In Advanced Equity Derivatives: Volatility and Correlation, Sébastien Bossu reviews important concepts and recent developments in option pricing and modeling, including the latest generation of equity derivatives—namely, volatility and correlation derivatives. Readers should have some familiarity with basic equity derivatives pricing and advanced mathematics because this book references the Black–Scholes model and other formulas for exotics, from the most common to cutting edge. This background is also required for readers who want to solve the problems at the end of each chapter.
In 2004, while working as an equity derivatives analyst at J.P. Morgan in London, Bossu found someone selling correlation and buying it back simultaneously, using two different methods. He discovered that with some corrections, this trade led to a pure dynamic arbitrage. One of the two correlation instruments involved in the trade—the correlation swap—was not priced at fair value. In the book, Bossu introduces and assesses his own refined model and the work of others in this field.
Although the European digital and geometric Asian options are priced using the Black–Scholes formula, barrier options, lookback options, forward start options, and multiasset exotics (based on several underlying stocks or indices) are preferably priced using the local volatility model, a stochastic volatility model, or Monte Carlo simulations.
The Black–Scholes model assumes a single constant-volatility parameter to price options. In practice, however, every listed vanilla option has a different implied volatility for each strike and maturity. Developed by Emanuel Derman and Iraj Kani and by Bruno Dupire in the early 1990s, the local volatility model has become the benchmark model to price and hedge a wide range of such equity exotics as digitals, Asians, and barriers. The local volatility model is best visualized on a binomial tree where, instead of using constant volatility at each node to generate the tree of future spot prices, a different volatility parameter is used at each node. The option is then priced using backward induction. Certain payoffs, however, such as forward start options, are better approached using a stochastic volatility model. These analyses require a high-quality, smooth, implied volatility surface as an input, along with the simulation of all intermediate spot prices until maturity, using short time steps.
As implied by its name, a volatility surface is a three-dimensional graph that plots implied volatilities across option strikes and terms to maturity. There are challenges, however, in creating an implied volatility surface. For one thing, graphing implied volatilities against strike prices for a given expiration yields a skewed “smile” instead of the expected flat surface. This anomaly arises because the standard Black–Scholes option-pricing model assumes constant volatility and lognormal distributions of underlying asset returns. Second, implied volatilities derived from listed option prices are available for only a finite number of listed strikes and maturities. Therefore, it is important to be able to interpolate or extrapolate implied volatilities. Linear interpolation has limitations because it produces a cracked smile curve. Alternative techniques, such as cubic splines, are often used to obtain a smooth curve. Extrapolation is also a difficult endeavor. How can one price a five-year option if the longest listed maturity is two years? Fortunately, some researchers have published the models that market makers at a large equity option house use to mark their positions. There are two ways to model the volatility surface:
- directly, by specifying a functional form, such as a parametric function or an interpolation/extrapolation method, and
- indirectly, by modeling the behavior of the underlying asset from the geometric Brownian motion posited by the Black–Scholes model.

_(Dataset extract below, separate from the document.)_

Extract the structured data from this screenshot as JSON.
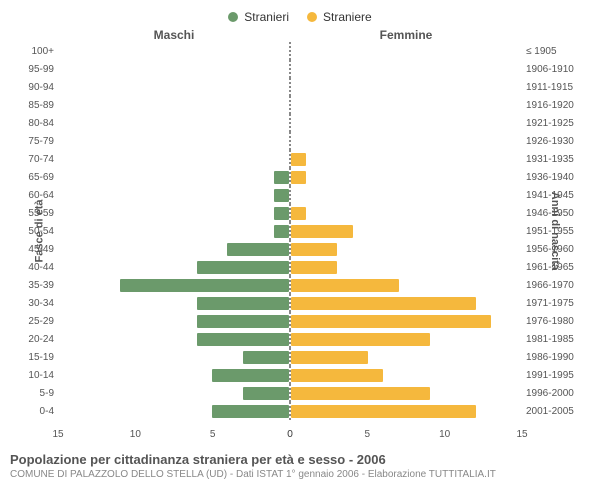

The most popular parameterization of the smile of fixed maturity is Jim Gatheral’s SVI (stochastic volatility inspired) model. The implied volatility methods include the SABR (stochastic alpha, beta, and rho) model, the Heston model, and the LNV (lognormal variance) model.
The profit or loss on a delta-hedged option position is driven by the spread between two types of volatility: the instant realized volatility of the underlying stock or index and the option-implied volatility. Option traders, who are specialists in volatility, want to trade it directly—hence, the creation of options on volatility itself. Examples include variance swaps and CBOE Volatility Index, or VIX, futures and options. The payoffs on the former are based on realized volatility, whereas those on the latter are based on implied volatility.
The development of multiasset exotic products made it possible (and at times necessary) to trade correlation more or less directly. The first correlation trades were actually dispersion trades in which a long or short position on a multiasset option (such as an index) was offset by a reverse position on single-asset options (individual constituents of the index). The two most popular types of dispersion trades are vanilla dispersions and variance dispersions. In recent years, the concept of local volatility has been extended to multiple assets, leading to local correlation models: LVLC (local volatility with local correlation) and the dynamic local correlation model. LVLC allows pairwise correlation coefficients to depend on time and spot prices. Alex Langnau’s dynamic local correlation model reproduces the index smile very accurately.
Finally, stochastic correlation models provide a more realistic approach to the pricing and hedging of certain types of derivatives, including worst-of options, best-of options, correlation swaps, and correlation options. Various types of stochastic correlation models—from single correlation to tradable average correlation (including the beta-omega, or B-O, model) to correlation matrix, all using some form of Jacobi processes—are discussed in the last chapter.